The show itself leaps from quirky and funny, to incredibly moving. Underpinning each of the impressive circus acts is a band performing original songs, each one driving the performers forward and counterbalancing beautifully the impressive visual spectacle. I think my highlights were the trampoline ‘swimming pool’ and the dark ‘funeral’ trapeze routine. That gives you at least a sense of the variety on show. All of human life and experience is here. We have a non-linear narrative, which nonetheless circles around certain themes, and leaves us with a mesmerising finale that reveals the poetry of the human body.
Bianco first started at the Eden Project in 2012, and has evolved and changed since then, along with its performers. Each one of them is involved in all elements of the show, and it has been seen by over a quarter of a million people in 11 different countries across the globe. And they all had a treat.

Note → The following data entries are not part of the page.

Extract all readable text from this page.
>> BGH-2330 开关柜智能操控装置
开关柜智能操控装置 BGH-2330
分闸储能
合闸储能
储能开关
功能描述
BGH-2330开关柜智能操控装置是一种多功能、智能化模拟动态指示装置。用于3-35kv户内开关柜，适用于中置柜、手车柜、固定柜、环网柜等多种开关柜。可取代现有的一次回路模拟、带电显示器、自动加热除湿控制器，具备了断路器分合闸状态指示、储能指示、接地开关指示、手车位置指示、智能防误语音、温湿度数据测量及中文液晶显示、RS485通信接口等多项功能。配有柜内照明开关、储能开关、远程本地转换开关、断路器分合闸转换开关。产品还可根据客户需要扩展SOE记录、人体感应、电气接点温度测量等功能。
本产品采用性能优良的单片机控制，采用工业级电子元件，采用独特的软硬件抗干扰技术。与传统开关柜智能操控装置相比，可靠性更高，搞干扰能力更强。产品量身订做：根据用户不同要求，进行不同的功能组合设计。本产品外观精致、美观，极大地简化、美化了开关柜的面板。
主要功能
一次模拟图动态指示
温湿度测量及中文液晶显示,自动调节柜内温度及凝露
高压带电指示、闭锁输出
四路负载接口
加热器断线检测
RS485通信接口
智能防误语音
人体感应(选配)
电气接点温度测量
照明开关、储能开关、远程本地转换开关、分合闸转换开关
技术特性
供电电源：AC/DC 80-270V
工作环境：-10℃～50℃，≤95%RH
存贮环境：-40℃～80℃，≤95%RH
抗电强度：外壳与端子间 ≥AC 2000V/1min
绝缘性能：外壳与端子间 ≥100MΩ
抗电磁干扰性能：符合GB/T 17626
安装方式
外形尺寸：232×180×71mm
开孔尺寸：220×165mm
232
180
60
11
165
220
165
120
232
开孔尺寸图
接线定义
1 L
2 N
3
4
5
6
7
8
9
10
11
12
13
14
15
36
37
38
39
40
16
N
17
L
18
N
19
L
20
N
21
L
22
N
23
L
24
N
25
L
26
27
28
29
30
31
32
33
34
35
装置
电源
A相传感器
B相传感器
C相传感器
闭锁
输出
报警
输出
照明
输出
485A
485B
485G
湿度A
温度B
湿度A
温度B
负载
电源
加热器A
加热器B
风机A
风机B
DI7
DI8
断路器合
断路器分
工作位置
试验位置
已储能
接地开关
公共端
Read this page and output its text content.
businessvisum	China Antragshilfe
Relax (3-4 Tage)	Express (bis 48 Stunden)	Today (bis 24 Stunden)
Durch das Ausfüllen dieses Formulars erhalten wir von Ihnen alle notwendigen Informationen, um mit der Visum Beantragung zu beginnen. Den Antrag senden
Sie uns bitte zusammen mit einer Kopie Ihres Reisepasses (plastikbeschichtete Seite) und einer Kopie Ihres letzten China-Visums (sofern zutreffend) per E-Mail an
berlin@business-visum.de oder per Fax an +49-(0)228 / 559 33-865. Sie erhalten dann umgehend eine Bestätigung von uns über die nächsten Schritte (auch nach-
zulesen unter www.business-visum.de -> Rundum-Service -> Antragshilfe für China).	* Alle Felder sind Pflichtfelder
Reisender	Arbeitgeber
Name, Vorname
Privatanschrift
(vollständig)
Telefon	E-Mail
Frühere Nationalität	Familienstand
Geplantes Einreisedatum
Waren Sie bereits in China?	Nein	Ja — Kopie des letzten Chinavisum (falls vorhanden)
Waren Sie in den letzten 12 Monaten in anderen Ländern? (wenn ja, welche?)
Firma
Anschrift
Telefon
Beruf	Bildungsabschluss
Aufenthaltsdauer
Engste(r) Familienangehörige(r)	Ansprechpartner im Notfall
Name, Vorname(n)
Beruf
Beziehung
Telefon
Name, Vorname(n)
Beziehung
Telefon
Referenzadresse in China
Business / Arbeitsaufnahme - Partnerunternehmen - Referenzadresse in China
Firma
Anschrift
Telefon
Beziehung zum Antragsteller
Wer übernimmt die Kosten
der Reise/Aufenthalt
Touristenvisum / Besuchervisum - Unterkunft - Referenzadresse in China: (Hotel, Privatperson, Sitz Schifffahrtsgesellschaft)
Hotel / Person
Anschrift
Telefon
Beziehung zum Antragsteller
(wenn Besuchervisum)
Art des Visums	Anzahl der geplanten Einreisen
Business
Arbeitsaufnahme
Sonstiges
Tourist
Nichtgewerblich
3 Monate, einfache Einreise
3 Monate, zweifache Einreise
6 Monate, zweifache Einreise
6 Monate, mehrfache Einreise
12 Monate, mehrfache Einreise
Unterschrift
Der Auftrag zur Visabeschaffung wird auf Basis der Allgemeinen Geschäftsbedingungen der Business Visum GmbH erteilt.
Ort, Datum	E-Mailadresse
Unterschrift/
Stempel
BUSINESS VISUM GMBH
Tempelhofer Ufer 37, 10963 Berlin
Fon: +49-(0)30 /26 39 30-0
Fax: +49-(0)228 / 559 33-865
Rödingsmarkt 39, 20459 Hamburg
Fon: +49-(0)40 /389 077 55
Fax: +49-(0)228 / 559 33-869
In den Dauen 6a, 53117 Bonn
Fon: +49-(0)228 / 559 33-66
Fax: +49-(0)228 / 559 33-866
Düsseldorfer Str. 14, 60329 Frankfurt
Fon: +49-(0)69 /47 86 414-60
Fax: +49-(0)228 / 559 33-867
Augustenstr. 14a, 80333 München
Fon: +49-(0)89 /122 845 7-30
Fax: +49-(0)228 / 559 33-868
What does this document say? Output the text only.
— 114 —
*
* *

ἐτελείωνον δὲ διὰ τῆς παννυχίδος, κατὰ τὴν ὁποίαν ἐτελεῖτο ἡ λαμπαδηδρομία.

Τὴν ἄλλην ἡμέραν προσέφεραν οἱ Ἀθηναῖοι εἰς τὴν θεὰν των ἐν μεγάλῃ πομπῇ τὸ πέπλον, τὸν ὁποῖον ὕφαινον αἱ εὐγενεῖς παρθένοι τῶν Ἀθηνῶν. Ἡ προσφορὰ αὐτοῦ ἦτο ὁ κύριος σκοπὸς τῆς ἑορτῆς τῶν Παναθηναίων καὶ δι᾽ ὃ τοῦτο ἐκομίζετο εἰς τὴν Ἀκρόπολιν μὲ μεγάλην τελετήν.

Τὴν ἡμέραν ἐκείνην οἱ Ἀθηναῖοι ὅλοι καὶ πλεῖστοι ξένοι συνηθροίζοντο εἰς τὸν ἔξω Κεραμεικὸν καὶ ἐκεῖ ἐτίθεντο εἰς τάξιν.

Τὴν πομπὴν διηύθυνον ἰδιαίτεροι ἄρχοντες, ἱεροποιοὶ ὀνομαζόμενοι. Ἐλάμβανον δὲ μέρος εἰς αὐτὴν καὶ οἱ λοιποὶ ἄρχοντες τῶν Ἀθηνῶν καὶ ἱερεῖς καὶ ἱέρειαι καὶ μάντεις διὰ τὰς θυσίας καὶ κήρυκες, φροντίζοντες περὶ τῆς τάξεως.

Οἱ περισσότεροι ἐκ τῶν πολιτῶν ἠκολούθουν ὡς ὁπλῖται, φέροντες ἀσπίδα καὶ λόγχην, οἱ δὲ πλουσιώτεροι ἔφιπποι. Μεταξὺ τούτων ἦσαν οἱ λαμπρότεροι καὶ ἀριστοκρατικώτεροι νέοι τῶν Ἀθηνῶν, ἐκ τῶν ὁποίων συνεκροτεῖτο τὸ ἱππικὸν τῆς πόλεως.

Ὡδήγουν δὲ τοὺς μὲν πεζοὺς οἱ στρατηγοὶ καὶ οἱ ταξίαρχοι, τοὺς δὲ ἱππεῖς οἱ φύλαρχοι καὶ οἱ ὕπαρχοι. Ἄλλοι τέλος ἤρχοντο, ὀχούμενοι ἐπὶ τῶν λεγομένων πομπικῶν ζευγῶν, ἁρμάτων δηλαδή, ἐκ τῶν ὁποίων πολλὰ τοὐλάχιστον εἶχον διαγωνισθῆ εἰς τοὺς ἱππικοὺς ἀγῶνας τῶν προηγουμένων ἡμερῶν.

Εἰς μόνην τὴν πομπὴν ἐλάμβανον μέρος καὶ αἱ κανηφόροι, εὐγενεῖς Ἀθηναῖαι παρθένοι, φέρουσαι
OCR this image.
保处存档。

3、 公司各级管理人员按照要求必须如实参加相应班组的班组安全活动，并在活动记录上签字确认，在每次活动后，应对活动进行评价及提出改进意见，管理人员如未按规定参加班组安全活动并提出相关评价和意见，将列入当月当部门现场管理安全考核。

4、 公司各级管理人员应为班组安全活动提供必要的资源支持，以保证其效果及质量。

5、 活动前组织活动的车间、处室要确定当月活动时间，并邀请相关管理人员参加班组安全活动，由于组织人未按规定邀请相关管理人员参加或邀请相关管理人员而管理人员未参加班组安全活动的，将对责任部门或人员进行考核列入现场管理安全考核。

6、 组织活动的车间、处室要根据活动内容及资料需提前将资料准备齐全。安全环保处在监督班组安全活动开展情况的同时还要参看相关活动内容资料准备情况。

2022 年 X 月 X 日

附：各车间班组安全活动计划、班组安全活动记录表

One of the elements of their circus play that I thoroughly enjoyed was how visual the ‘backstage’ elements were. The people acting as counterbalances to the swooping central performers are incredibly visible, and become part of the display alongside the ‘main’ performance. Rather than trying to cover up scene changes they become a part of it, with pieces being whirled around, everyone part of the shifting and growing stage scene, shouting and laughing. It’s a practical premise – if you want to cover up the noise of scene change, make a lot of noise – but it is managed in such a way that it further brings you into the show and gives you a real immersive experience of the practicalities in staging something like this.
A stunning visual display that immerses you in its world. Trust me, you need to see this one.